The Quest for Eternal Youth

For centuries, writers, artists, and explorers have spoken about the myth surrounding an eternal, magical fountain that provides youthful restoration to anyone who bathes or drinks from it.

In the late 1800’s, the prestigious Elms Hotel, located in what is now known as Excelsior Springs, Missouri, began sending out brochures describing something quite close to this fountain. The springs around the hotel produced healing mineral waters that helped to treat and cure some complex ailments like tuberculosis, syphilis and even severe wounds from battle. A paleontologist visiting the area claimed that “Nature itself set a plan for the town of Excelsior Springs…a cataclysmic disturbance of some type that dropped the hills down to form the perfect valleys that unearthed all the different types of healing mineral waters.”

People have sought eternal or prolonged youth throughout history, and have taken steps to beautify themselves. As far back as ancient times, the Egyptians used eye and face cosmetics. These were made from natural ingredients like honey, sweet almond, and frankincense oil, as well as aloe and other plants. These ancient remedies mirror the therapeutic properties of many products used today. Skin products that are sitting in the average American’s bathroom contain many of these same ingredients. Aloe is one of the best remedies for sunburn. It is also known to possess various other healing properties, including those needed to treat wounds, and to serve as a digestive aid.

Tea tree oil is one of the better-known therapeutic oils. Native to Australia, its anti-microbial properties became public knowledge in the 1920’s when researcher Arthur Penfold published a series of papers about it.

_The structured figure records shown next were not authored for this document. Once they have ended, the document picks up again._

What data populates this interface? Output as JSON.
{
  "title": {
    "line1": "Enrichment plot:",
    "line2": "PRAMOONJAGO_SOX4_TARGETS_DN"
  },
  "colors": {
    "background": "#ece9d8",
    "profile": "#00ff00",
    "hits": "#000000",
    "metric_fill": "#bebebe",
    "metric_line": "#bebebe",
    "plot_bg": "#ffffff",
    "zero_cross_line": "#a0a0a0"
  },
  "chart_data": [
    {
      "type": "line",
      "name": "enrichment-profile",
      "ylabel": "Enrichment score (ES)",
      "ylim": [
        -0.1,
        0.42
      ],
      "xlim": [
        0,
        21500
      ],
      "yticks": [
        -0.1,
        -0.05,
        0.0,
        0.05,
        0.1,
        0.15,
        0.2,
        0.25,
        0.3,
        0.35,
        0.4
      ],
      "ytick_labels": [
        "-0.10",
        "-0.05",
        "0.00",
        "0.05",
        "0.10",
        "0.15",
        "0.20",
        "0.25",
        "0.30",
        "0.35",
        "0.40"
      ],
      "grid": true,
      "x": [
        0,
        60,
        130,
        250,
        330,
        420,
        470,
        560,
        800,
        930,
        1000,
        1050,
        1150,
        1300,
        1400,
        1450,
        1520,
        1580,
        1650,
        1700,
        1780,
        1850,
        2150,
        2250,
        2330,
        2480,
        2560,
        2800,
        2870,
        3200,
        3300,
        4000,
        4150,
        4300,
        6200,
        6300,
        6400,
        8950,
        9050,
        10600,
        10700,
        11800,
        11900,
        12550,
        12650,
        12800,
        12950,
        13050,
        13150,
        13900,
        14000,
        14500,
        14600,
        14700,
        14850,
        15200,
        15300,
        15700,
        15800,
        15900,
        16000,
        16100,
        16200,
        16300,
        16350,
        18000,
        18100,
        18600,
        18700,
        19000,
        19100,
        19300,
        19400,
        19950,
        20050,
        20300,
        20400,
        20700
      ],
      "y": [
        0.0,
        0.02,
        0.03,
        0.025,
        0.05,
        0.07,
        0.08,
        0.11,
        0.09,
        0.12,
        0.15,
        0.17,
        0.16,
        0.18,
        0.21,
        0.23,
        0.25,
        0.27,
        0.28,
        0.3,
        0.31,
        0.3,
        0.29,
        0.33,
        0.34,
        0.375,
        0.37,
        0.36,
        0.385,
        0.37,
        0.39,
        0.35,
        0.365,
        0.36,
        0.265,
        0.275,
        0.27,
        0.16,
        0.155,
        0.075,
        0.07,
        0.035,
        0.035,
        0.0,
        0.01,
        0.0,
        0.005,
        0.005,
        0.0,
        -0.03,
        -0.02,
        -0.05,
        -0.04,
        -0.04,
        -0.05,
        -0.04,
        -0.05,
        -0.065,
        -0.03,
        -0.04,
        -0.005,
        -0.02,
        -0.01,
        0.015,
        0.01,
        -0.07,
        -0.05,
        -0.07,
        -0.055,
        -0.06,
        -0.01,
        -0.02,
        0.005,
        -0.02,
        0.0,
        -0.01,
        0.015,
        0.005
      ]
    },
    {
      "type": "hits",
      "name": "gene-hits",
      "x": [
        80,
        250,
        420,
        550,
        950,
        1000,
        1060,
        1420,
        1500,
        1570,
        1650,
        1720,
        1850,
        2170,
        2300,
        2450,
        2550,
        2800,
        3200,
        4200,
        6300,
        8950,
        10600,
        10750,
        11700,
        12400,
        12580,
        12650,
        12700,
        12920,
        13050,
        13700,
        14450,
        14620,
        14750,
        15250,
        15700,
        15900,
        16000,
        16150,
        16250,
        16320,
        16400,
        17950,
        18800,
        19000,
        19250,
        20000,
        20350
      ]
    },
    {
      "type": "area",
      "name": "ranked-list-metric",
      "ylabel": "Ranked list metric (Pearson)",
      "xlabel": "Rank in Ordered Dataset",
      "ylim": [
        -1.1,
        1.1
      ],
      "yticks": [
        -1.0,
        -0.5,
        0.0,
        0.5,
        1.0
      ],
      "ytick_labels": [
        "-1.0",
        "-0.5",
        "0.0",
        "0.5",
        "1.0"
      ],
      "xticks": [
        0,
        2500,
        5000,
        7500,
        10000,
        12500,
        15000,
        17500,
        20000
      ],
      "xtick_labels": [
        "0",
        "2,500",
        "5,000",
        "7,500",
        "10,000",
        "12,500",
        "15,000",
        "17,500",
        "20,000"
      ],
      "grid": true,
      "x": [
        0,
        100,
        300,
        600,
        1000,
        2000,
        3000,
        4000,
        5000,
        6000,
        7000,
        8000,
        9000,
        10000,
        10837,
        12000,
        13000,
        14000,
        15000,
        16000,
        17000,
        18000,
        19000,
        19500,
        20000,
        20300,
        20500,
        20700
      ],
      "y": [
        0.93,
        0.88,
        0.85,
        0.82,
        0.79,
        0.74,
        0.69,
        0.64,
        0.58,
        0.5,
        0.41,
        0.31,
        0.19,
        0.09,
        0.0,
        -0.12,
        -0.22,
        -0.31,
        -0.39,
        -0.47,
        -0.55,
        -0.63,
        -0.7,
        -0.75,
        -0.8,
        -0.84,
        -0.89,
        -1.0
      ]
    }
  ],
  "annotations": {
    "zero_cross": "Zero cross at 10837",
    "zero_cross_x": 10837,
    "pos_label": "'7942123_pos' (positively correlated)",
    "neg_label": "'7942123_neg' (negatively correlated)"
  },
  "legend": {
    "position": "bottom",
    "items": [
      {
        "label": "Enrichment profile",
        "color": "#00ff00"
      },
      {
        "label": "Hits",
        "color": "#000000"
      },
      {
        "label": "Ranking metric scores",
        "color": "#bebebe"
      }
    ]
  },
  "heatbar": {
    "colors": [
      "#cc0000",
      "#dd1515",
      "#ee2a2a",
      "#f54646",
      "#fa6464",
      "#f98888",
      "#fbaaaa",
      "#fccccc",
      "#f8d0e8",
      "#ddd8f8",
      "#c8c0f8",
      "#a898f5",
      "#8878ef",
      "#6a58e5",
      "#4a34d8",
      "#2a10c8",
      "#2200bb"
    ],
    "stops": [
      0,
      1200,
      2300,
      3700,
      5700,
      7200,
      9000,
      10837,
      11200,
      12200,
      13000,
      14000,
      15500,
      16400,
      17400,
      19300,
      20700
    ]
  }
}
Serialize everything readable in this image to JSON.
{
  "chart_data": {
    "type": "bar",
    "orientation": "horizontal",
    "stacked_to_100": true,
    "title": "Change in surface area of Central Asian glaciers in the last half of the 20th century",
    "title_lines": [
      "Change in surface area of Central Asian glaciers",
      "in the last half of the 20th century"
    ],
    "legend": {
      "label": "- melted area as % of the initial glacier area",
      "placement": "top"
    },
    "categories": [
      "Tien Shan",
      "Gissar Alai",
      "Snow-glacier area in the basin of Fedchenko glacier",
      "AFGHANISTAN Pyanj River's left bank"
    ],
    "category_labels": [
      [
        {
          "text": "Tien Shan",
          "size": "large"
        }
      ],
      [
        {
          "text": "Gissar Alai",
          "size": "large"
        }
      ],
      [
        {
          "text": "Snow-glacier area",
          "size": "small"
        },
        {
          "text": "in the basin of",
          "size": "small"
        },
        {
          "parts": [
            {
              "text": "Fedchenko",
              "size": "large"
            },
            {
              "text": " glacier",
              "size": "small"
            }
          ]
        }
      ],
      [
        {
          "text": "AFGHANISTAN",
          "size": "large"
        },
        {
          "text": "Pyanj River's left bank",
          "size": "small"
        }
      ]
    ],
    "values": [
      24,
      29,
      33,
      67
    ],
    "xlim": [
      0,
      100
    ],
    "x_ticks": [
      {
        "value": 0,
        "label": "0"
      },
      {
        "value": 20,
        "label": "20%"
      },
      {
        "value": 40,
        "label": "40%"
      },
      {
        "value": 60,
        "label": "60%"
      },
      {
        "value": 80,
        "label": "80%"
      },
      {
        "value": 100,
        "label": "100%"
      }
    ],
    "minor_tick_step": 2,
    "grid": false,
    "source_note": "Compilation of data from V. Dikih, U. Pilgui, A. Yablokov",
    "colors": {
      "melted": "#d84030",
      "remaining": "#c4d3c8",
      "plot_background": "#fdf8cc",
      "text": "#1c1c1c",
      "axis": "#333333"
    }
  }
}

Records show that was not only the exceptionally wealthy who had such luxuries, but also the lower classes, too, were given desirable anti-wrinkle and moisturizing products in place of a portion of their wages. This replacement was a “moisturizing tax,” if you will. Beauty has been a priority to the human race for millennia. Queen Cleopatra used lactic acid to sear off layers of her dead skin, thereby creating a more youthful appearance. This method is not any more extreme then some of the cosmetic surgeries performed today. Now people are willing to shove needles in their faces, band their stomachs, and insert bags of silicone in their breasts for the sake of outward, physical beauty. Some methods go to extremes.  A “vampire” or blood facial is a popular procedure that uses the healing properties of the patient’s platelets (platelet rich plasma) to support new cellular activity in the face.  To ensure the blood is properly absorbed, doctors poke little holes in a patient’s face either by smearing or injecting the healing factors directly into the tissue.  It is my opinion that this procedure does have merit and can help rejuvenate the epidermal tissue matrix, enhancing the overall tissue and creating a more youthful appearance. But it is not for everybody.